Andrea Goldsmith’s for dinner. Her guests included the visiting Jonathan Mills, who has two more Edinburgh festivals to go as director. The theme of his last one will be, not surprisingly, the Great War; this year it is Technology. (We thought of going to the former, not the latter.) Andrea knows Jonathan because of his and Dorothy Porter’s The Ghost Wife: that brilliant collaboration.

January 15

Drove to Deakin to see David McCooey, who has agreed to become our poetry editor. I’ve always done it, but it’s time someone else chose the poems – and I can use the extra time.

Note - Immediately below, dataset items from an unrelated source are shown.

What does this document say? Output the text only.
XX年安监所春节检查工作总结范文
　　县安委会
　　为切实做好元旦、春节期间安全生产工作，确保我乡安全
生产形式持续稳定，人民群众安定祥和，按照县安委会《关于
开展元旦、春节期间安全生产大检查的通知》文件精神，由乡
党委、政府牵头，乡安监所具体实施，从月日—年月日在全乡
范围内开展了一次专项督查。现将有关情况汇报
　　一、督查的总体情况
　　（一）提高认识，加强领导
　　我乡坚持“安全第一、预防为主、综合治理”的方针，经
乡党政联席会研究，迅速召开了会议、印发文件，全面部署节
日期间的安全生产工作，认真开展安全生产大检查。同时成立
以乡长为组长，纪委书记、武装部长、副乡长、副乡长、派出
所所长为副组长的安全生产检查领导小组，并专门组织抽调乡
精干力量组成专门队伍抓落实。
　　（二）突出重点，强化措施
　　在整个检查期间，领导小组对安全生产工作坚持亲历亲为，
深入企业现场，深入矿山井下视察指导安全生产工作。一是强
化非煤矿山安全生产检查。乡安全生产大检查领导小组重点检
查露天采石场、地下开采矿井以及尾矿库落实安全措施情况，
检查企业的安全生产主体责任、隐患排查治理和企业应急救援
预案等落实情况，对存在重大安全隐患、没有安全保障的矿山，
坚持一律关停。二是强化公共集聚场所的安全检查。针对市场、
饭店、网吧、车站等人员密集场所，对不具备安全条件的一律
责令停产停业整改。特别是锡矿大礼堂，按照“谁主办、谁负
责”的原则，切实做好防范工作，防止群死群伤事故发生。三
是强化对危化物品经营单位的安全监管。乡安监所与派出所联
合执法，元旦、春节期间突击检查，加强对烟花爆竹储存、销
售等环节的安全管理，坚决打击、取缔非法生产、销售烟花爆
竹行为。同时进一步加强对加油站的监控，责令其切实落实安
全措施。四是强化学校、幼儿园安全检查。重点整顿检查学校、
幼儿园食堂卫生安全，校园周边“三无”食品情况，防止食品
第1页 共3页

In this month’s Quadrant, Keith Windschuttle fulminates against the Literature Board and labels ABR left-wing. That must be why I am wearing pink shirts. Clearly Windschuttle doesn’t read us closely. He accuses us of ignoring Quadrant Books completely, overlooking recent reviews of Quadrant stalwarts Peter Ryan and Les Murray himself.

January 16

Hot again – forty degrees – so we retreated to the Como and enjoyed Hitchcock, with Hopkins in his least mannered role: none of those laconic sidelong looks. Perhaps he couldn’t manage them in that extraordinary makeup. Actors have so much done to their faces these days (Hopkins was joined by Helen Mirren and Toni Colette). Cosmetically, it was like a War of the Lips.